陆邦爭气,高中状元。他感念养育之恩,在御前褒扬她的“贞节”与艰辛,御赐“贞节牌坊”。
那天的阳光白得晃眼,御赐的“贞节牌坊”披著红绸,矗立在村口,高大、冰冷、像一座华丽的坟墓。
儿子陆邦身著锦袍,意气风发,灵隱寺的眾僧闭目诵经,香火繚绕。
那么多人的目光,羡慕的、讚嘆的、探究的……她穿著这辈子最好的衣服,脊背挺得笔直,脸上苦尽甘来的微笑。

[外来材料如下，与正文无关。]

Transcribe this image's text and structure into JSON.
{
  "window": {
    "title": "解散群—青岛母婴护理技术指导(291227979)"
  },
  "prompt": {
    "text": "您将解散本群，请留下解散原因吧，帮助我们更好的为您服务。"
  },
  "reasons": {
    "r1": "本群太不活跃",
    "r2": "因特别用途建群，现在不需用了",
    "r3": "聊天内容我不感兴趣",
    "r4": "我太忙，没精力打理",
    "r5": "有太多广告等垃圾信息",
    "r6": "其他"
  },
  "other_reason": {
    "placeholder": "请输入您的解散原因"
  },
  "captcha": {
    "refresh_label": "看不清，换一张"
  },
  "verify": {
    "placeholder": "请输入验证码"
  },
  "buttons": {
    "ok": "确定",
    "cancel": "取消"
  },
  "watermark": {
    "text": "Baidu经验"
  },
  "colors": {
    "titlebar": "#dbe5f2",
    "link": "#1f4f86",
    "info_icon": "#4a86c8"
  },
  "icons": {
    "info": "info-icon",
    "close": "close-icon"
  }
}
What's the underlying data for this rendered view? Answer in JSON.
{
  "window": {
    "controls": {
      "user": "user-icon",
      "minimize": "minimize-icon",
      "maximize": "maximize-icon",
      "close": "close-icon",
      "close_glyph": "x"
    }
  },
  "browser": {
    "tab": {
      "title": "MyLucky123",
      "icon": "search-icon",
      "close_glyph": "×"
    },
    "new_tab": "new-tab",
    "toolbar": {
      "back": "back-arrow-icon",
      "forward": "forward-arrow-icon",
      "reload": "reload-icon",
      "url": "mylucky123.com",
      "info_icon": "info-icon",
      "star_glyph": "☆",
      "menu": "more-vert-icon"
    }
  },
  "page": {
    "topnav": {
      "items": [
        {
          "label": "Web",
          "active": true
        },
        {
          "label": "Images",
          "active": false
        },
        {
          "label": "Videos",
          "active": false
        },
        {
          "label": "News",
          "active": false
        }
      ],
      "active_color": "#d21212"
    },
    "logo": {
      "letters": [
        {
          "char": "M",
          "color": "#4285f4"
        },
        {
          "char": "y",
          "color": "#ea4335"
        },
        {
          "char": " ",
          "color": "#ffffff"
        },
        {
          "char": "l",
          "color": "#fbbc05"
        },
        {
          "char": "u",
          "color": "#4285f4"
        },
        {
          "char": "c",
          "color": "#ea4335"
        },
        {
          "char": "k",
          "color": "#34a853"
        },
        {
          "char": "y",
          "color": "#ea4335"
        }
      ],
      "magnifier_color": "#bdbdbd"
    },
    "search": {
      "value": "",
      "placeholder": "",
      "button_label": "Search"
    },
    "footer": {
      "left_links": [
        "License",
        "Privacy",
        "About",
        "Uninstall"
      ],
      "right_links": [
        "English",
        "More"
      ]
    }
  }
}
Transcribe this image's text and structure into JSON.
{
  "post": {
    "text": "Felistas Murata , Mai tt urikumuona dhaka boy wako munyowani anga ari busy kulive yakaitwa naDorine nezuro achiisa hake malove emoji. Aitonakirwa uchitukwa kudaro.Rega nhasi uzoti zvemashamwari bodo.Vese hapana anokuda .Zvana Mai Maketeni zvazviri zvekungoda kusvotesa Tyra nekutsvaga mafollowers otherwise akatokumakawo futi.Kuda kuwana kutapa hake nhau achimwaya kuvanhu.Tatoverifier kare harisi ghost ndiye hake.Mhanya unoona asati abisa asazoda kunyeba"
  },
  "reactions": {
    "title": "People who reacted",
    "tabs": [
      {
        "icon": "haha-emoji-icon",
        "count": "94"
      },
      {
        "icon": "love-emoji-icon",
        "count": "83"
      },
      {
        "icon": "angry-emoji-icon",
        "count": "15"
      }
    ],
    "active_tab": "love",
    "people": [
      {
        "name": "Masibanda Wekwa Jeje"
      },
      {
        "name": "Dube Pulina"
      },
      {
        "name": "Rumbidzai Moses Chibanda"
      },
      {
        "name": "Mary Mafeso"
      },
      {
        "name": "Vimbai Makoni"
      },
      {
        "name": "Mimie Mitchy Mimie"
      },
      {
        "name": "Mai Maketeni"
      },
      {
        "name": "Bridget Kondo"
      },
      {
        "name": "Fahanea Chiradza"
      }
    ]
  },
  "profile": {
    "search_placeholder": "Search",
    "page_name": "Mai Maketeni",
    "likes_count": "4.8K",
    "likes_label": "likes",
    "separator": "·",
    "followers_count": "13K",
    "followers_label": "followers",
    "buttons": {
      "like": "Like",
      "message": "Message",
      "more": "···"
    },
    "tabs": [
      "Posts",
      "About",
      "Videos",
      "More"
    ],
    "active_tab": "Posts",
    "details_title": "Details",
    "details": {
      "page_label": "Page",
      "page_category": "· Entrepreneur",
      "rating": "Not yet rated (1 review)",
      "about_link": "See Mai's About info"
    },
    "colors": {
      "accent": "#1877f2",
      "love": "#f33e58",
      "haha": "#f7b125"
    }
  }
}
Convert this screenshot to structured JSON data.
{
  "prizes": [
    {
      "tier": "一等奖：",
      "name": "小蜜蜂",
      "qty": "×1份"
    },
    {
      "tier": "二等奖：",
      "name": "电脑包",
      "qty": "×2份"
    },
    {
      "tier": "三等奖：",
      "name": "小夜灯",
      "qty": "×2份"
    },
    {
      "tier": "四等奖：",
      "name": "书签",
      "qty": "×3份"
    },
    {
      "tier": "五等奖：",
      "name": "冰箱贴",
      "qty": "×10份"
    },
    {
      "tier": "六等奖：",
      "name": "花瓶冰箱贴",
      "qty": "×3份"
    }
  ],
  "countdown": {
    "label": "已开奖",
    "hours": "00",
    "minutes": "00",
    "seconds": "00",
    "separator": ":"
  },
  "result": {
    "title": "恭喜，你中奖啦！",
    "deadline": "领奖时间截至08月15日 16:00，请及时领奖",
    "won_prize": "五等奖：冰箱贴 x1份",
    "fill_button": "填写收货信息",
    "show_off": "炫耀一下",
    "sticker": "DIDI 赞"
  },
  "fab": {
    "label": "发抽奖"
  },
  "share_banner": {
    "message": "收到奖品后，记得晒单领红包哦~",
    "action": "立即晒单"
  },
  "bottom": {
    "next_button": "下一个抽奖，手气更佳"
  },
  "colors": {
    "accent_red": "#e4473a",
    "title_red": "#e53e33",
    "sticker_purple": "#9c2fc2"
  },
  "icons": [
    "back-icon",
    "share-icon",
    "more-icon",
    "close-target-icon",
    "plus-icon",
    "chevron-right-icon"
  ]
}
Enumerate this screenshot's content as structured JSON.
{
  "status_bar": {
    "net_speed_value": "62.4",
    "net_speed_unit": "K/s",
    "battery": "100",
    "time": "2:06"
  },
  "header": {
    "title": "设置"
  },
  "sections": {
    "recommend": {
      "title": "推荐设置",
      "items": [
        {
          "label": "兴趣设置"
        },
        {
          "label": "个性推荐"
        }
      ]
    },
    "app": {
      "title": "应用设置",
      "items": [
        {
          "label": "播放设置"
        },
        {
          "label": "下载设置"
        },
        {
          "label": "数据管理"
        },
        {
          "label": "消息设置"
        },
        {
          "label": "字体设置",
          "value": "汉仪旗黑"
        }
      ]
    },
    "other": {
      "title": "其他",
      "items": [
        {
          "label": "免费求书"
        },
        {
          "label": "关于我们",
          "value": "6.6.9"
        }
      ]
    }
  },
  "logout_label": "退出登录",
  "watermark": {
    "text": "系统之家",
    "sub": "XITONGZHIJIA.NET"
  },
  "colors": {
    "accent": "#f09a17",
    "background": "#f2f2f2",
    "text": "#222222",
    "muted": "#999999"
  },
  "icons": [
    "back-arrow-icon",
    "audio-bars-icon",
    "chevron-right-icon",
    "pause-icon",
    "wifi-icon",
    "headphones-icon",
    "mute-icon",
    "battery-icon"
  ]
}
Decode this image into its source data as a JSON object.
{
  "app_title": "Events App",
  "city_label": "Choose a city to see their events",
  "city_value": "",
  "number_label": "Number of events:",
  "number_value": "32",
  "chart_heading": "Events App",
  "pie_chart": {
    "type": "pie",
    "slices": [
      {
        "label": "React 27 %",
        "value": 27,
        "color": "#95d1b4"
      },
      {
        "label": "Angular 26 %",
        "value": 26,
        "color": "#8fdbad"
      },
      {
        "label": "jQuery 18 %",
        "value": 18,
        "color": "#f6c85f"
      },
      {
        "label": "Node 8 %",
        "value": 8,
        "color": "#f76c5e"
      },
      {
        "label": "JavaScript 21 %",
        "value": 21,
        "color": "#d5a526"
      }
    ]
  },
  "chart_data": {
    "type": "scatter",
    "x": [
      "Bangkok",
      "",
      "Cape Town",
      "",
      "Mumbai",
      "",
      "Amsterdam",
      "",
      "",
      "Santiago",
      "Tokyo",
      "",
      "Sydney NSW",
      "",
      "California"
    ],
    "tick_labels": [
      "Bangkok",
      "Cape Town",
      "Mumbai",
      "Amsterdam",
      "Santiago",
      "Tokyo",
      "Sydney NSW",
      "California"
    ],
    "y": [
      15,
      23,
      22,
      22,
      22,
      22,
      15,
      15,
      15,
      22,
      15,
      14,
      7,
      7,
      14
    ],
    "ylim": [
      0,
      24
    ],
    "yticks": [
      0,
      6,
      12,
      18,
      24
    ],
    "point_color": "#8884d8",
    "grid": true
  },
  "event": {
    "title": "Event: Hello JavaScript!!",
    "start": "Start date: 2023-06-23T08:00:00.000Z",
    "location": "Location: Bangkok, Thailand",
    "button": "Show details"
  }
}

就在红绸即將揭下的剎那——
“轰——咔!!!”
毫无徵兆的惊雷,撕裂长空,精准无比地劈在石质牌坊上。
碎石飞溅,烟尘瀰漫。
死一般的寂静后,是人群的惊呼与窃窃私语。
她站在原地,浑身冰冷,血液都凝固了。
天意?
她惶然看向圣僧。
为何如此。
那位高僧睁开眼,目光平静无波,却像冰锥刺入她心底:“女施主,问心无愧,不代表没做过错事。”
错事?
她一生与人为善,谨小慎微,熬干了心血养大儿子,唯一的“错”……
就是那个下午,她没有以死明志。
就是她被男人强暴了。
原来,这真的是她的错。天雷昭昭,圣僧箴言。
牌坊的碎石,仿佛也砸裂了她心中深锁的门。
方成的勒索、梁豹的再度出现,不再是地痞,是山贼头子,眼神更浑浊,势力更大。
他堵在她的小院里,嘴里说著“愧疚”、“找你二十年”、“从未娶妻”、“爱你”,可那眼神,那逼近的姿態,与二十年前那个下午何其相似
只是手段更软,却更令人作呕。
而她的儿子,她倾尽一切养大的状元郎陆邦,跪在她面前,恳求她:“娘,您就原谅爹吧……儿子想要个爹……”
爹?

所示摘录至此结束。